After years of undervaluing stocks, Ford Motor Co., General Motors Co., Volkswagen AG and other blue-chip carmakers see it sharp share price increases this year while embracing the new technology.

Ford has risen 49% so far this year, while GM’s shares have risen 48%. VW’s share rose 55% and even rose 29% in intraday trading for a short day one week this week when the company held a ‘Power Day’ event and said would build six EV battery factories in Europe alone over the next ten years. VW also claimed for this week SAP SE to become the most valuable stock on the German DAX index.

How much do car companies really value self-driving vehicles, and how much do they just appreciate what they do for stock prices? Who could even tell the difference?

3rd gear: Tesla is sued for not hiring a lawyer to stop Elon’s tweeting

Tesla thrives on having a public figure like Elon to send out endless bragging rights on Twitter, so it’s no surprise that the company has not really cashed its bill, as claimed in a new lawsuit. The case does not seem to depend on people who are generally angry at Elon’s bad memes, but that they think his bad Twitter views are hurting the company’s value, Business Insider reports:

Elon Musk was able to post “erratic” tweets about Tesla that led to government investigations because the company’s board did not control its CEO. a lawsuit filed by a Tesla investor.

The board has “consistently failed” to appoint an independent general board, investor Chase Gharrity said in his lawsuit.
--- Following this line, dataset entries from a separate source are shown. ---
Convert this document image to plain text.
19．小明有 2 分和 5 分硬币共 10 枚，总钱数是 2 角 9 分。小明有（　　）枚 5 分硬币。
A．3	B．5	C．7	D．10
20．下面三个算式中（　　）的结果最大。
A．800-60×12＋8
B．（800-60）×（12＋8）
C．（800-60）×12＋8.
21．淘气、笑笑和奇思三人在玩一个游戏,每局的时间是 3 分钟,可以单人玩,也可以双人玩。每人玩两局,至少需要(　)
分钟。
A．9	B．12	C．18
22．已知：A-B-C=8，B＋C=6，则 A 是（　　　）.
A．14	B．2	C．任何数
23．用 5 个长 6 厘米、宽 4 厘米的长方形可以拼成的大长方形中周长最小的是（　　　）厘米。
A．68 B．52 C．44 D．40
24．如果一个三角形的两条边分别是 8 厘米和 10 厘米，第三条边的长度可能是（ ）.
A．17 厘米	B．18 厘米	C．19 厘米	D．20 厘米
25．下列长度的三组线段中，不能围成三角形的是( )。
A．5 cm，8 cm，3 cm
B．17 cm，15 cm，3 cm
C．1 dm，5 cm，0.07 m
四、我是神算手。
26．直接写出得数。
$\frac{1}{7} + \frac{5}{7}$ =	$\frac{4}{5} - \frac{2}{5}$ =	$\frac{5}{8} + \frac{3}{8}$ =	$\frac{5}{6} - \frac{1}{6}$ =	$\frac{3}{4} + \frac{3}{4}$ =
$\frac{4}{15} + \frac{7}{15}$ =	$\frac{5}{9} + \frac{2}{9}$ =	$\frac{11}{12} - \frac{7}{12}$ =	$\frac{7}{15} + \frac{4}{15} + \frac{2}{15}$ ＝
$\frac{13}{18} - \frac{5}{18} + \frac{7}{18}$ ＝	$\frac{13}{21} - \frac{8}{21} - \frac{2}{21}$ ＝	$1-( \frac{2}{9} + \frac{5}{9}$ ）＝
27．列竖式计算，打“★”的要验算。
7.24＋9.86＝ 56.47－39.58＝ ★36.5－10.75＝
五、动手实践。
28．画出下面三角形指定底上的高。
The company lost three general advices in 2019, he added.

The case against both Musk and the board focuses on how Musk’s comments on Twitter allegedly contradicted a 2018 Settlement with the Securities and Exchange Commission (SEC), who removed him from the company’s board of directors and determined that his tweets must be approved by the company in advance.

Shareholders earn better!

4th gear: Teslas now too expensive for UK EV subsidy

What’s great about EVs is their quiet operation and overall freedom of gas stations. People also talk a lot about how much they can or cannot save. We will soon see how big an attraction is in the UK, as the government has only praised Teslas from a large subsidy Bloomberg Green reports:

British transport authorities Thursday cut a purchase bonus for electric cars, vans and trucks up to £ 3,500 (£ 3,491) from £ 3,000, and the price of qualifying models is reduced to less than £ 35,000. While the previous ceiling of less than 50,000 pounds meant the most Model 3 variant received the help, no one qualifies under the new rule.

The British government was under pressure to plug a hole in the country’s finances left by the pandemic. It is claimed that buyers of cars with an expensive price, even without help, can afford to switch from internal combustion engines, and that the number of models costing less than 35,000 pounds on batteries has increased by almost 50% since 2019.
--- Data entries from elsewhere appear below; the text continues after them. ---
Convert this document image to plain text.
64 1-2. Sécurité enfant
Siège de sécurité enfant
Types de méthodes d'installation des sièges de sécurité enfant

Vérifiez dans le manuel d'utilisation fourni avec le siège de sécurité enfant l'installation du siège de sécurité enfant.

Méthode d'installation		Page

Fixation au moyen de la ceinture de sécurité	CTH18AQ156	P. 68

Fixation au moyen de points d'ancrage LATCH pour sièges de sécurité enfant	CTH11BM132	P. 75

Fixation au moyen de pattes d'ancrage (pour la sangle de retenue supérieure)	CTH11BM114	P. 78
I have a feeling that people for budget reasons never really buy a Tesla, but it will be interesting to watch.

5th gear: Nikola Partner sells half of its stake

How about Nikola after the whole head of the company was exposed to fraud? Not good. Its strategic partner Hanwha, which is intended to offer solar farms, sold half of its stake in the company, about $ 180 million, as Bloomberg reports:

Hanwha, who describes Nikola as a key partner and strategic investor, plans to sell 11.05 million shares, or 50% of its current stake in the company in Phoenix, according to a security filed Wednesday. Hanwha Corp. is the group’s exchange – traded holder, a conglomerate that spans financial services, chemicals and solar energy.

The amount to be sold is worth about $ 180 million, based on Nikola’s closing price of $ 16.39. Nikola shares fell 3.5% to $ 15.82 in market trading.

[…]

The company said Hanwha will supply third-party solar farms with panels needed to generate electricity for the production of “clean energy” hydrogen for a planned network of filling stations in the United States. Hanwha bought its stake in 2018, two years before Nikola acquired a public stock. listing in June through a reverse merger with a special purpose acquisition company.

I’m starting to wonder if this Nikola thing is going to work out!